SAP system configuration
After preparation is complete on the Azure side, fill in the required information on the SAP side to establish a connection.
STRUST
The root certificate authority of Microsoft needs to be loaded via transaction STRUST to enable a secure SSL connection.
- With the help of your internet browser, copy the CA public certificate into a file, as shown in the figure below.
2. In STRUST, import this certificate into SSL Client (Anonymous) PSE.
3. Go to the transaction SMICM and restart the ICM services as shown on the figure.
RFCs
To successfully establish a connection to ADLS create two RFCs in SM59.
- Start with the creation of an RFC of the type G for Microsoft Active directory with Target Host set to: login.microsoftonline.com. This RFC represents a connection to the authority server that grants an authentication token for ADLS.
Set SSL to "Active" and Certificate list to "ANONYM SSL Client (Anonymous)".
2. Create RFC type G for Microsoft Data lake. Set Target Host to your ADLS address (e.g. clazuhdi02.azuredatalakestore.net) and Path Prefix to /webhdfs/v1/<Path to landing folder>. Set SSL to "Active" and Certificate list to "ANONYM".
Authentication profile
The authentication profile contains login information, which you should create in the table /DVD/OAUTH_CONF.
OAUTH_PROFILE you may choose any value to identify a profile used for the authentication
CLIENT_ID is an Application ID created in the section Creating Application Registration
CLIENT_SECRET is a key created in the section Creating Application Registration. It can be hashed by the report /DVD/XOR_GEN.
GRANT_TYPE is the fixed value "client_credentials"
RESOURCE is the fixed value "https://datalake.azure.net/"
TENANT is an identifier described in the section Tenant
URL is left blank
Linking authentication profile
The next step is to link the authentication profile with RFCs created in the table /DVD/HDP_AUT_OA2.

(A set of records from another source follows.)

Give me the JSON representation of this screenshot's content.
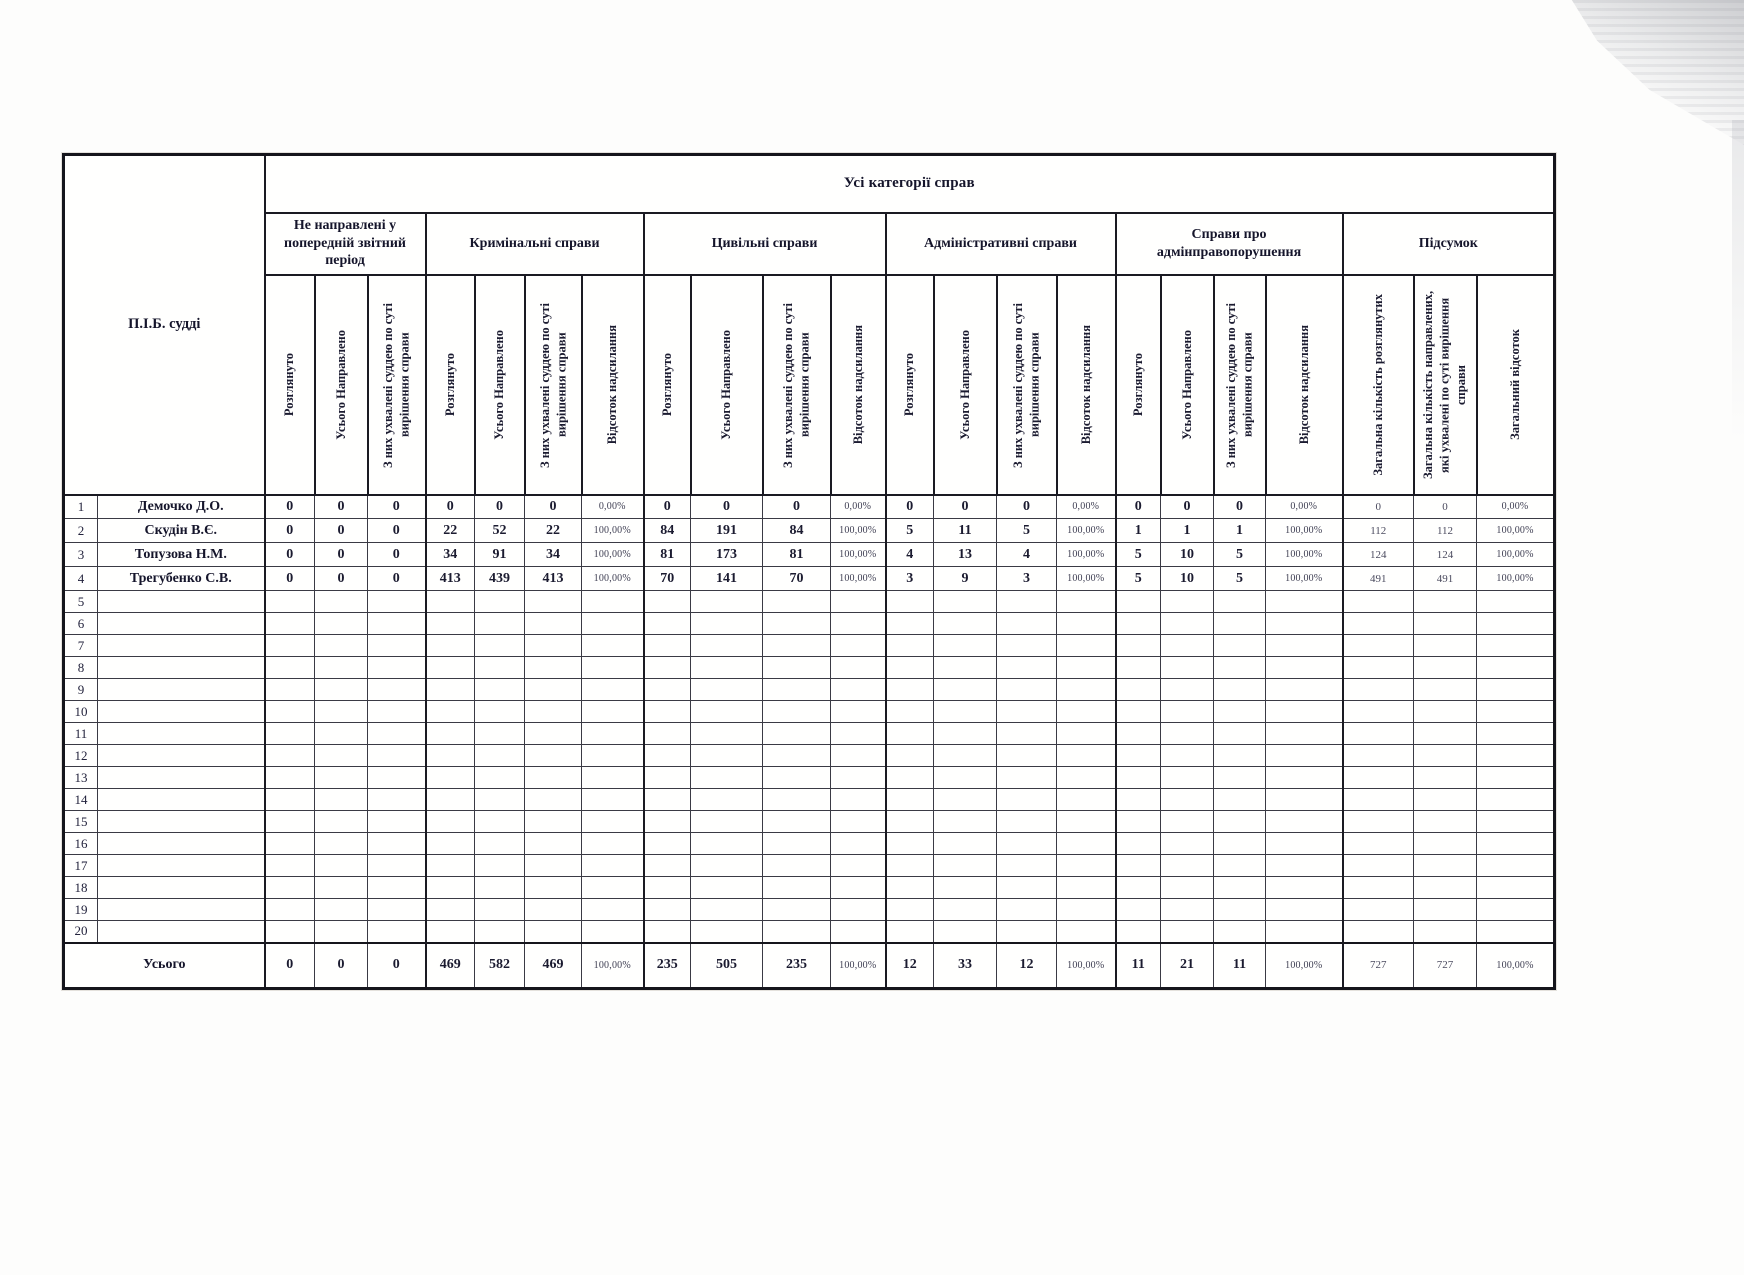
{
  "colors": {
    "ink": "#15152b",
    "light_ink": "#4a4a5e",
    "border": "#1a1a22"
  },
  "report": {
    "banner": "Усі категорії справ",
    "corner_header": "П.І.Б. судді",
    "total_label": "Усього",
    "groups": [
      {
        "label": "Не направлені у попередній звітний період",
        "cols": [
          "Розглянуто",
          "Усього Направлено",
          "З них ухвалені суддею по суті вирішення справи"
        ]
      },
      {
        "label": "Кримінальні справи",
        "cols": [
          "Розглянуто",
          "Усього Направлено",
          "З них ухвалені суддею по суті вирішення справи",
          "Відсоток надсилання"
        ]
      },
      {
        "label": "Цивільні справи",
        "cols": [
          "Розглянуто",
          "Усього Направлено",
          "З них ухвалені суддею по суті вирішення справи",
          "Відсоток надсилання"
        ]
      },
      {
        "label": "Адміністративні справи",
        "cols": [
          "Розглянуто",
          "Усього Направлено",
          "З них ухвалені суддею по суті вирішення справи",
          "Відсоток надсилання"
        ]
      },
      {
        "label": "Справи про адмінправопорушення",
        "cols": [
          "Розглянуто",
          "Усього Направлено",
          "З них ухвалені суддею по суті вирішення справи",
          "Відсоток надсилання"
        ]
      },
      {
        "label": "Підсумок",
        "cols": [
          "Загальна кількість розглянутих",
          "Загальна кількість направлених, які ухвалені по суті вирішення справи",
          "Загальний відсоток"
        ]
      }
    ],
    "rows": [
      {
        "num": "1",
        "name": "Демочко Д.О.",
        "values": [
          "0",
          "0",
          "0",
          "0",
          "0",
          "0",
          "0,00%",
          "0",
          "0",
          "0",
          "0,00%",
          "0",
          "0",
          "0",
          "0,00%",
          "0",
          "0",
          "0",
          "0,00%",
          "0",
          "0",
          "0,00%"
        ]
      },
      {
        "num": "2",
        "name": "Скудін В.Є.",
        "values": [
          "0",
          "0",
          "0",
          "22",
          "52",
          "22",
          "100,00%",
          "84",
          "191",
          "84",
          "100,00%",
          "5",
          "11",
          "5",
          "100,00%",
          "1",
          "1",
          "1",
          "100,00%",
          "112",
          "112",
          "100,00%"
        ]
      },
      {
        "num": "3",
        "name": "Топузова Н.М.",
        "values": [
          "0",
          "0",
          "0",
          "34",
          "91",
          "34",
          "100,00%",
          "81",
          "173",
          "81",
          "100,00%",
          "4",
          "13",
          "4",
          "100,00%",
          "5",
          "10",
          "5",
          "100,00%",
          "124",
          "124",
          "100,00%"
        ]
      },
      {
        "num": "4",
        "name": "Трегубенко С.В.",
        "values": [
          "0",
          "0",
          "0",
          "413",
          "439",
          "413",
          "100,00%",
          "70",
          "141",
          "70",
          "100,00%",
          "3",
          "9",
          "3",
          "100,00%",
          "5",
          "10",
          "5",
          "100,00%",
          "491",
          "491",
          "100,00%"
        ]
      },
      {
        "num": "5",
        "name": "",
        "values": []
      },
      {
        "num": "6",
        "name": "",
        "values": []
      },
      {
        "num": "7",
        "name": "",
        "values": []
      },
      {
        "num": "8",
        "name": "",
        "values": []
      },
      {
        "num": "9",
        "name": "",
        "values": []
      },
      {
        "num": "10",
        "name": "",
        "values": []
      },
      {
        "num": "11",
        "name": "",
        "values": []
      },
      {
        "num": "12",
        "name": "",
        "values": []
      },
      {
        "num": "13",
        "name": "",
        "values": []
      },
      {
        "num": "14",
        "name": "",
        "values": []
      },
      {
        "num": "15",
        "name": "",
        "values": []
      },
      {
        "num": "16",
        "name": "",
        "values": []
      },
      {
        "num": "17",
        "name": "",
        "values": []
      },
      {
        "num": "18",
        "name": "",
        "values": []
      },
      {
        "num": "19",
        "name": "",
        "values": []
      },
      {
        "num": "20",
        "name": "",
        "values": []
      }
    ],
    "total": {
      "values": [
        "0",
        "0",
        "0",
        "469",
        "582",
        "469",
        "100,00%",
        "235",
        "505",
        "235",
        "100,00%",
        "12",
        "33",
        "12",
        "100,00%",
        "11",
        "21",
        "11",
        "100,00%",
        "727",
        "727",
        "100,00%"
      ]
    }
  }
}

Setting the authentication method
The authentication method needs to be set to OAUTH2.0 in the table /DVD/HDP_CUS_C
Creating storage in Datavard Storage Management
After the configuration is complete, you need to define storage that serves as a target for the extraction.
- Go to the transaction /DVD/SM_SETUP.
- Go to Edit Mode and Click New Storage.
- Create new storage of the type HADOOP and fill the RFC destination.